Ri.te.ca Srl e capannoni-discarica: 26mila tonnellate e 20 indagati
Al centro del procedimento è stata individuata la Ri.te.ca Srl di Desenzano, operante nel recupero rifiuti, accusata di aver accumulato oltre 26.000 tonnellate di scarti tessili in 15 capannoni tra LombardiaVenetoEmilia-Romagna e Piemonte. Gli scarti, provenienti principalmente dalla Toscana venivano ritirati a prezzi concorrenziali con promessa di trattamento e recupero; secondo gli accertamenti, saltavano però cernita e igienizzazione obbligatorie, con riclassificazione fraudolenta a End of Waste. Il quadro ipotizzato comprende traffico illecito di rifiuti e gestione di discarica abusiva.
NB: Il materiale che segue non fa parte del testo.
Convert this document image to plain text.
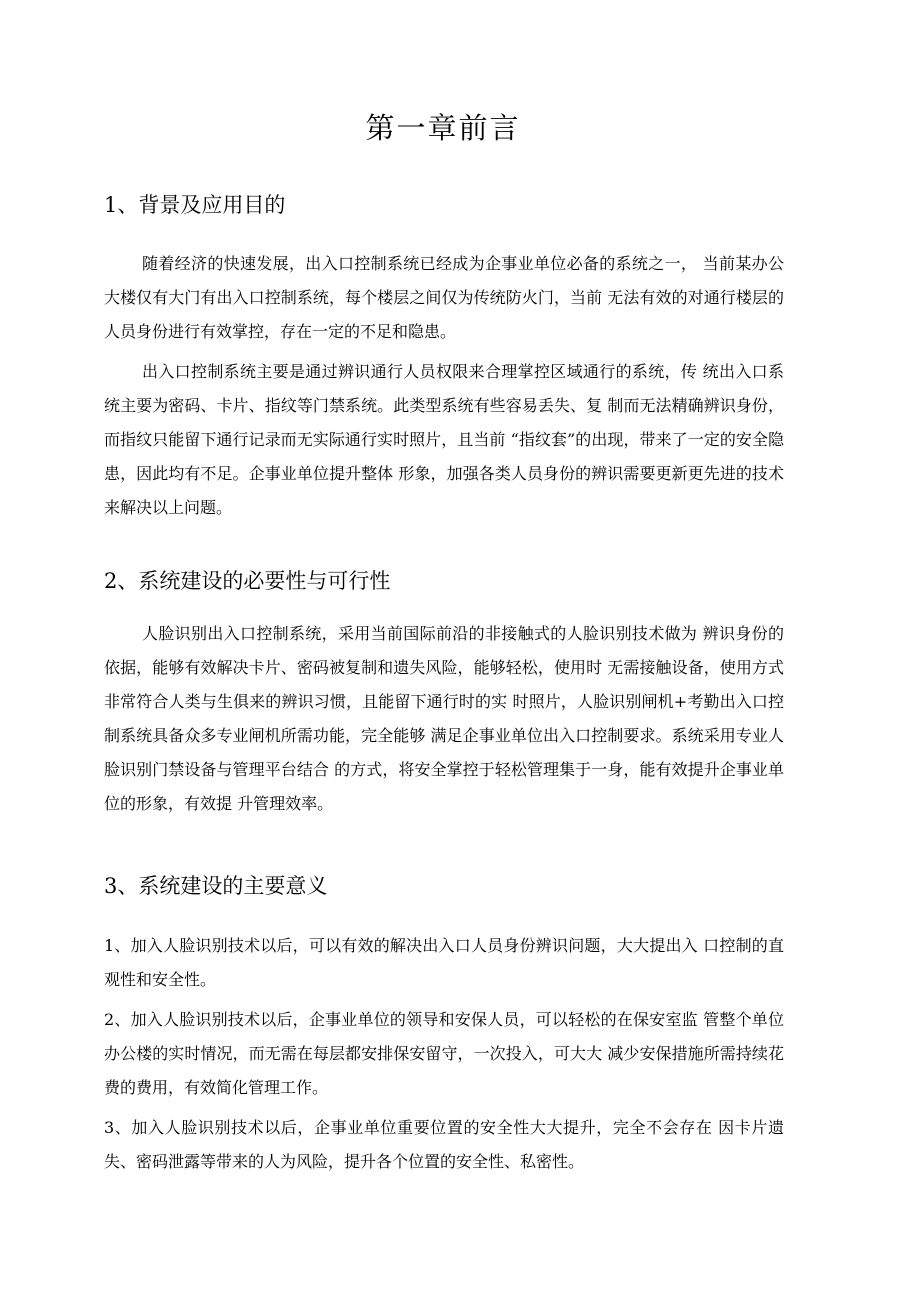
第一章前言
1、背景及应用目的

随着经济的快速发展，出入口控制系统已经成为企事业单位必备的系统之一， 当前某办公大楼仅有大门有出入口控制系统，每个楼层之间仅为传统防火门，当前 无法有效的对通行楼层的人员身份进行有效掌控，存在一定的不足和隐患。

出入口控制系统主要是通过辨识通行人员权限来合理掌控区域通行的系统，传 统出入口系统主要为密码、卡片、指纹等门禁系统。此类型系统有些容易丢失、复 制而无法精确辨识身份，而指纹只能留下通行记录而无实际通行实时照片，且当前 “指纹套”的出现，带来了一定的安全隐患，因此均有不足。企事业单位提升整体 形象，加强各类人员身份的辨识需要更新更先进的技术来解决以上问题。

2、系统建设的必要性与可行性

人脸识别出入口控制系统，采用当前国际前沿的非接触式的人脸识别技术做为 辨识身份的依据，能够有效解决卡片、密码被复制和遗失风险，能够轻松，使用时 无需接触设备，使用方式非常符合人类与生俱来的辨识习惯，且能留下通行时的实 时照片，人脸识别闸机+考勤出入口控制系统具备众多专业闸机所需功能，完全能够 满足企事业单位出入口控制要求。系统采用专业人脸识别门禁设备与管理平台结合 的方式，将安全掌控于轻松管理集于一身，能有效提升企事业单位的形象，有效提 升管理效率。

3、系统建设的主要意义

1、加入人脸识别技术以后，可以有效的解决出入口人员身份辨识问题，大大提出入 口控制的直观性和安全性。

2、加入人脸识别技术以后，企事业单位的领导和安保人员，可以轻松的在保安室监 管整个单位办公楼的实时情况，而无需在每层都安排保安留守，一次投入，可大大 减少安保措施所需持续花费的费用，有效简化管理工作。

3、加入人脸识别技术以后，企事业单位重要位置的安全性大大提升，完全不会存在 因卡片遗失、密码泄露等带来的人为风险，提升各个位置的安全性、私密性。
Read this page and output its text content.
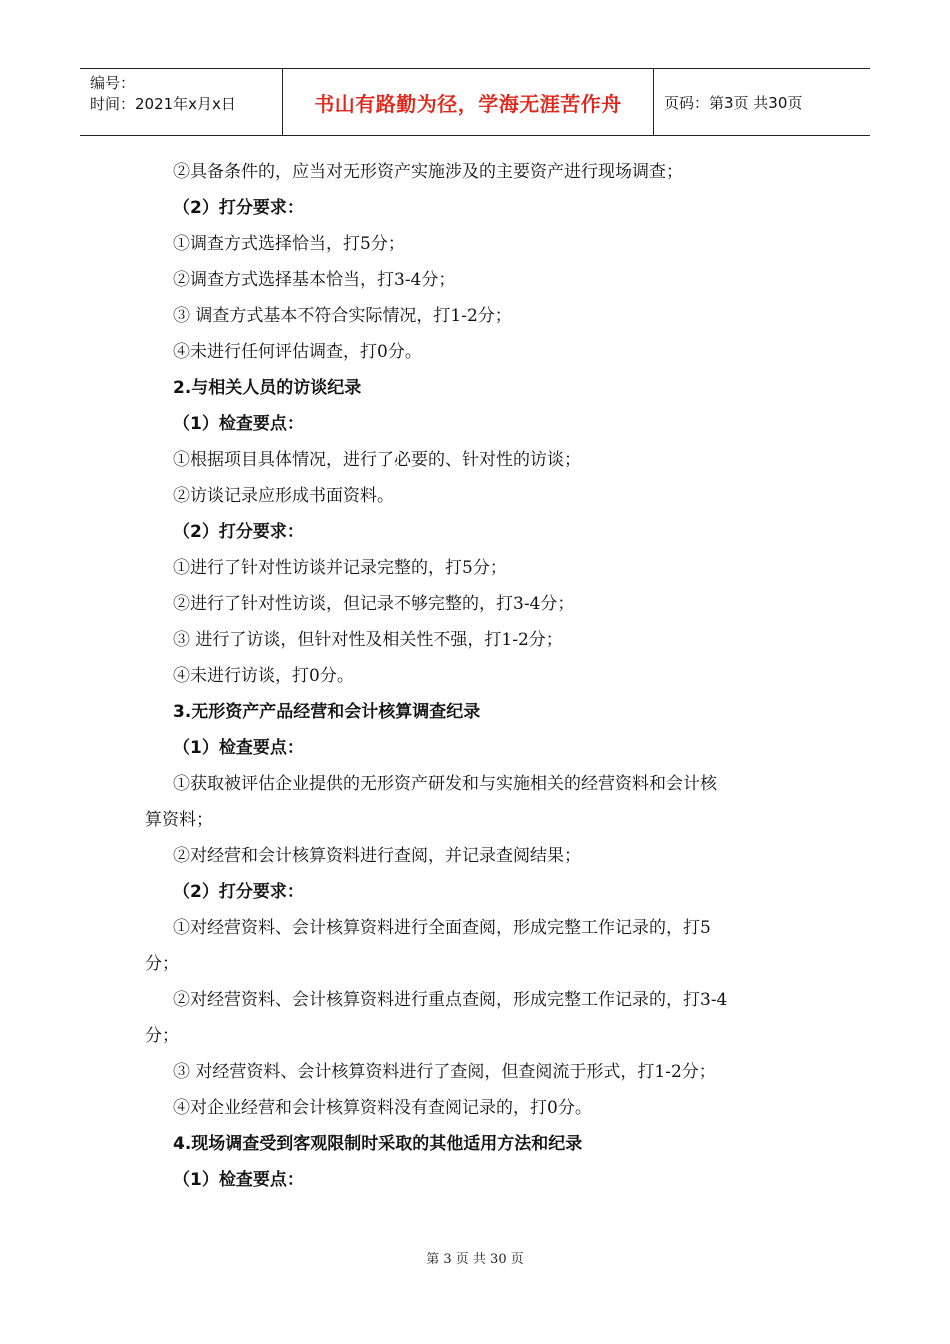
编号：
时间：2021年x月x日	书山有路勤为径，学海无涯苦作舟	页码：第3页 共30页
②具备条件的，应当对无形资产实施涉及的主要资产进行现场调查；
（2）打分要求：
①调查方式选择恰当，打5分；
②调查方式选择基本恰当，打3-4分；
③ 调查方式基本不符合实际情况，打1-2分；
④未进行任何评估调查，打0分。
2.与相关人员的访谈纪录
（1）检查要点：
①根据项目具体情况，进行了必要的、针对性的访谈；
②访谈记录应形成书面资料。
（2）打分要求：
①进行了针对性访谈并记录完整的，打5分；
②进行了针对性访谈，但记录不够完整的，打3-4分；
③ 进行了访谈，但针对性及相关性不强，打1-2分；
④未进行访谈，打0分。
3.无形资产产品经营和会计核算调查纪录
（1）检查要点：
①获取被评估企业提供的无形资产研发和与实施相关的经营资料和会计核
算资料；
②对经营和会计核算资料进行查阅，并记录查阅结果；
（2）打分要求：
①对经营资料、会计核算资料进行全面查阅，形成完整工作记录的，打5
分；
②对经营资料、会计核算资料进行重点查阅，形成完整工作记录的，打3-4
分；
③ 对经营资料、会计核算资料进行了查阅，但查阅流于形式，打1-2分；
④对企业经营和会计核算资料没有查阅记录的，打0分。
4.现场调查受到客观限制时采取的其他适用方法和纪录
（1）检查要点：
第 3 页 共 30 页
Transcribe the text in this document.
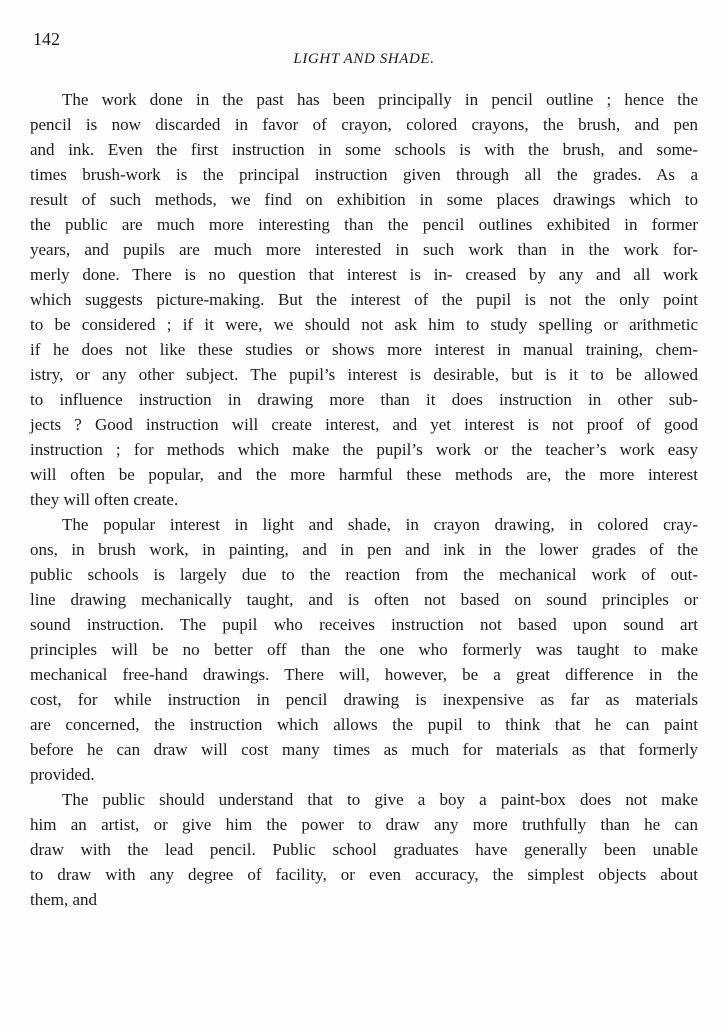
142
LIGHT AND SHADE.
The work done in the past has been principally in pencil outline ; hence the
pencil is now discarded in favor of crayon, colored crayons, the brush, and pen
and ink. Even the first instruction in some schools is with the brush, and some-
times brush-work is the principal instruction given through all the grades. As a
result of such methods, we find on exhibition in some places drawings which to
the public are much more interesting than the pencil outlines exhibited in former
years, and pupils are much more interested in such work than in the work for-
merly done. There is no question that interest is in- creased by any and all work
which suggests picture-making. But the interest of the pupil is not the only point
to be considered ; if it were, we should not ask him to study spelling or arithmetic
if he does not like these studies or shows more interest in manual training, chem-
istry, or any other subject. The pupil’s interest is desirable, but is it to be allowed
to influence instruction in drawing more than it does instruction in other sub-
jects ? Good instruction will create interest, and yet interest is not proof of good
instruction ; for methods which make the pupil’s work or the teacher’s work easy
will often be popular, and the more harmful these methods are, the more interest
they will often create.
The popular interest in light and shade, in crayon drawing, in colored cray-
ons, in brush work, in painting, and in pen and ink in the lower grades of the
public schools is largely due to the reaction from the mechanical work of out-
line drawing mechanically taught, and is often not based on sound principles or
sound instruction. The pupil who receives instruction not based upon sound art
principles will be no better off than the one who formerly was taught to make
mechanical free-hand drawings. There will, however, be a great difference in the
cost, for while instruction in pencil drawing is inexpensive as far as materials
are concerned, the instruction which allows the pupil to think that he can paint
before he can draw will cost many times as much for materials as that formerly
provided.
The public should understand that to give a boy a paint-box does not make
him an artist, or give him the power to draw any more truthfully than he can
draw with the lead pencil. Public school graduates have generally been unable
to draw with any degree of facility, or even accuracy, the simplest objects about
them, and
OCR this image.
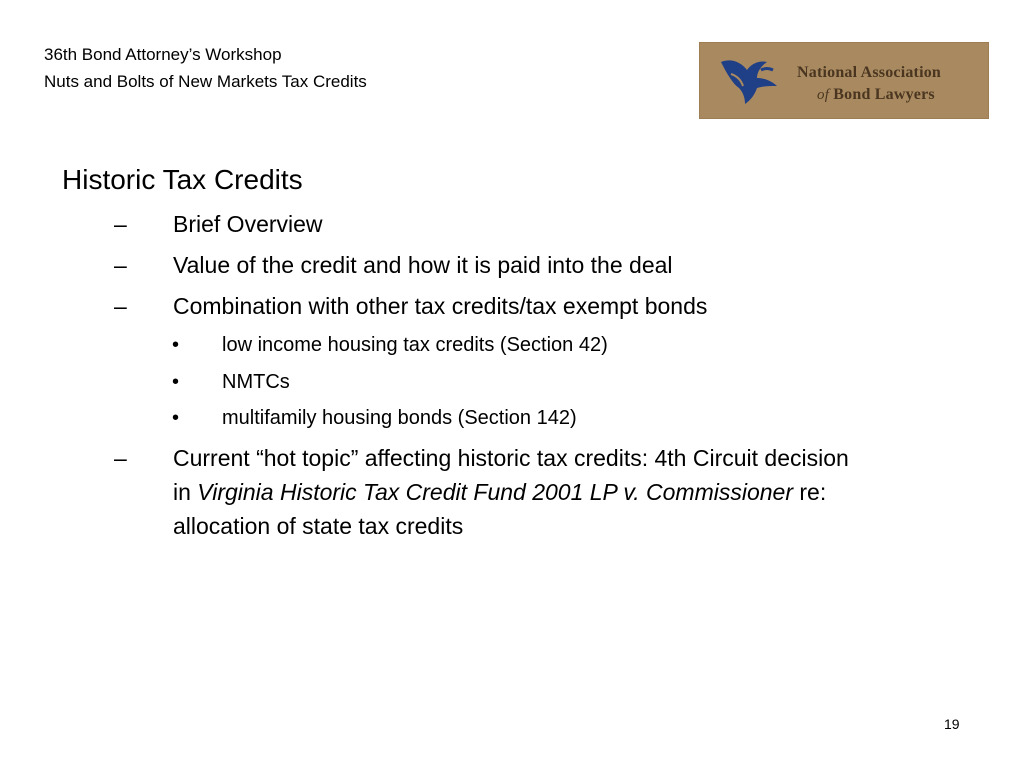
36th Bond Attorney’s Workshop
Nuts and Bolts of New Markets Tax Credits	National Association
of Bond Lawyers
Historic Tax Credits
– Brief Overview
– Value of the credit and how it is paid into the deal
– Combination with other tax credits/tax exempt bonds
• low income housing tax credits (Section 42)
• NMTCs
• multifamily housing bonds (Section 142)
– Current “hot topic” affecting historic tax credits: 4th Circuit decision
in Virginia Historic Tax Credit Fund 2001 LP v. Commissioner re:
allocation of state tax credits
19
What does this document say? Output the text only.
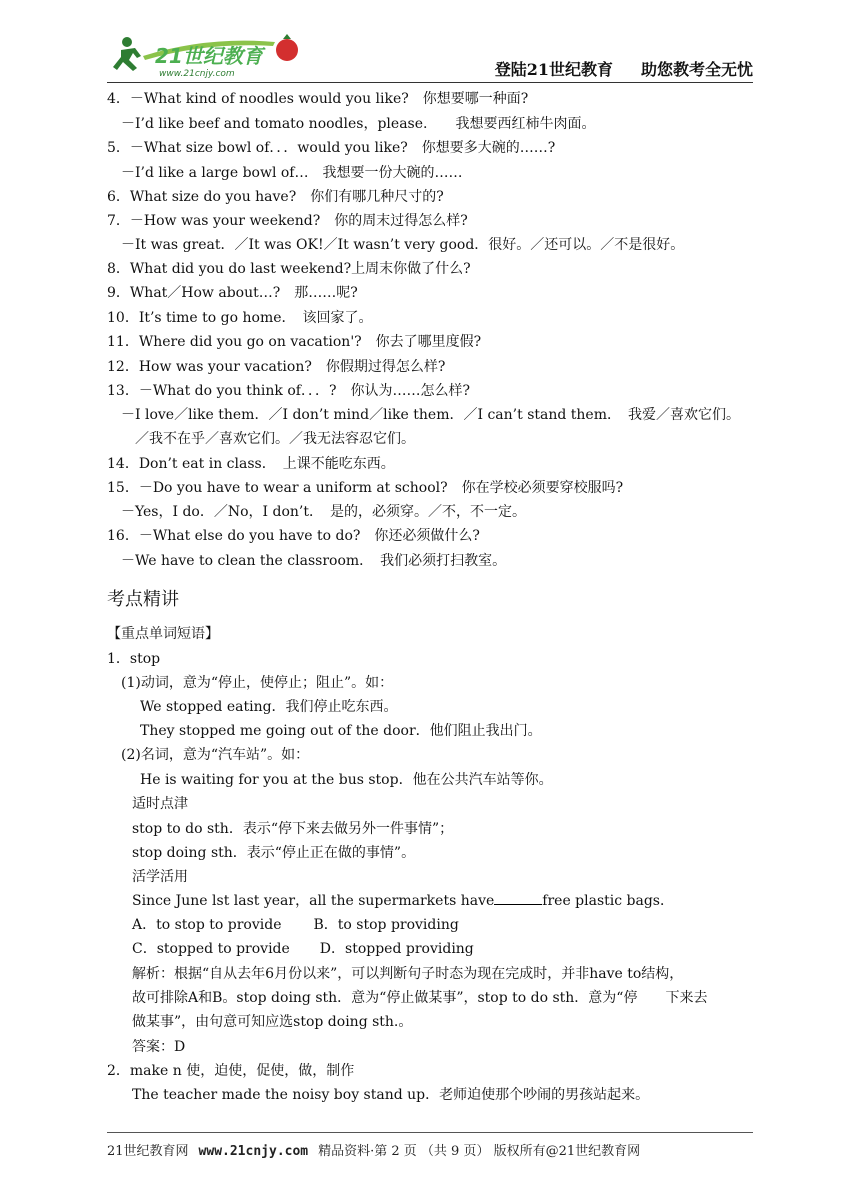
21世纪教育
www.21cnjy.com	登陆21世纪教育 助您教考全无忧
4．－What kind of noodles would you like?　你想要哪一种面?
　－I’d like beef and tomato noodles，please.　　我想要西红柿牛肉面。
5．－What size bowl of．．．would you like?　你想要多大碗的……?
　－I’d like a large bowl of…　我想要一份大碗的……
6．What size do you have?　你们有哪几种尺寸的?
7．－How was your weekend?　你的周末过得怎么样?
　－It was great．／It was OK!／It wasn’t very good．很好。／还可以。／不是很好。
8．What did you do last weekend?上周末你做了什么?
9．What／How about…?　那……呢?
10．It’s time to go home．　该回家了。
11．Where did you go on vacation'?　你去了哪里度假?
12．How was your vacation?　你假期过得怎么样?
13．－What do you think of．．．?　你认为……怎么样?
　－I love／like them．／I don’t mind／like them．／I can’t stand them．　我爱／喜欢它们。
　　／我不在乎／喜欢它们。／我无法容忍它们。
14．Don’t eat in class．　上课不能吃东西。
15．－Do you have to wear a uniform at school?　你在学校必须要穿校服吗?
　－Yes，I do．／No，I don’t．　是的，必须穿。／不，不一定。
16．－What else do you have to do?　你还必须做什么?
　－We have to clean the classroom．　我们必须打扫教室。
考点精讲
【重点单词短语】
1．stop
(1)动词，意为“停止，使停止；阻止”。如：
We stopped eating．我们停止吃东西。
They stopped me going out of the door．他们阻止我出门。
(2)名词，意为“汽车站”。如：
He is waiting for you at the bus stop．他在公共汽车站等你。
适时点津
stop to do sth．表示“停下来去做另外一件事情”；
stop doing sth．表示“停止正在做的事情”。
活学活用
Since June lst last year，all the supermarkets have	free plastic bags．
A．to stop to provide B．to stop providing
C．stopped to provide D．stopped providing
解析：根据“自从去年6月份以来”，可以判断句子时态为现在完成时，并非have to结构，
故可排除A和B。stop doing sth．意为“停止做某事”，stop to do sth．意为“停　　下来去
做某事”，由句意可知应选stop doing sth.。
答案：D
2．make n 使，迫使，促使，做，制作
The teacher made the noisy boy stand up．老师迫使那个吵闹的男孩站起来。
21世纪教育网 www.21cnjy.com 精品资料·第 2 页 （共 9 页） 版权所有@21世纪教育网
Per reperire spazi, l’organizzazione si sarebbe avvalsa di società di comodo intestate a prestanome in condizioni di indigenza, affittando capannoni, riempiendoli e cessando i pagamenti, con ricadute sui proprietari e sull’ambiente. Non tutto restava in Italia: circa 2.000 tonnellate sarebbero state esportate illegalmente verso un sito a Denizli in Turchia, presentate come materia prima recuperata. Nel fascicolo risultano 20 indagati e contestazioni di responsabilità amministrativa ai sensi del D.lgs. 231/2001 per neutralizzare i vantaggi economici illeciti.
Meccanismi, reati contestati e impatto sul mercato
I meccanismi emersi indicano la riclassificazione dei rifiuti a End of Waste senza procedure tecniche, l’uso di prestanome per occultare responsabilità e l’individuazione di immobili per lo stoccaggio di grandi volumi. Le contestazioni includono traffico illecito di rifiuti e reati connessi, con misure preventive finalizzate alla confisca dei profitti. Il focus sugli invii verso la Turchia evidenzia il tentativo di aggirare le normative ambientali europee su fibre sintetiche particolarmente persistenti, con itinerari che sfruttano porti e scali intermedi.
Sul piano economico, le nuove regole e i controlli spostano l’equilibrio di filiera: la gestione di resi, ispezione, igienizzazione e ricollocazione richiede infrastrutture e procedure più articolate, con possibile aumento dei costi logistici per gli operatori. Al contempo, l’incremento di merce nei canali secondari e nelle donazioni amplia l’offerta di usato di qualità. Le istituzioni europee e una coalizione di Stati membri stanno richiedendo strumenti più stringenti contro l’ultra fast fashion e maggiori requisiti di prestazioni di riciclo, per chiudere i cicli produttivi e prevenire l’export illegale di rifiuti.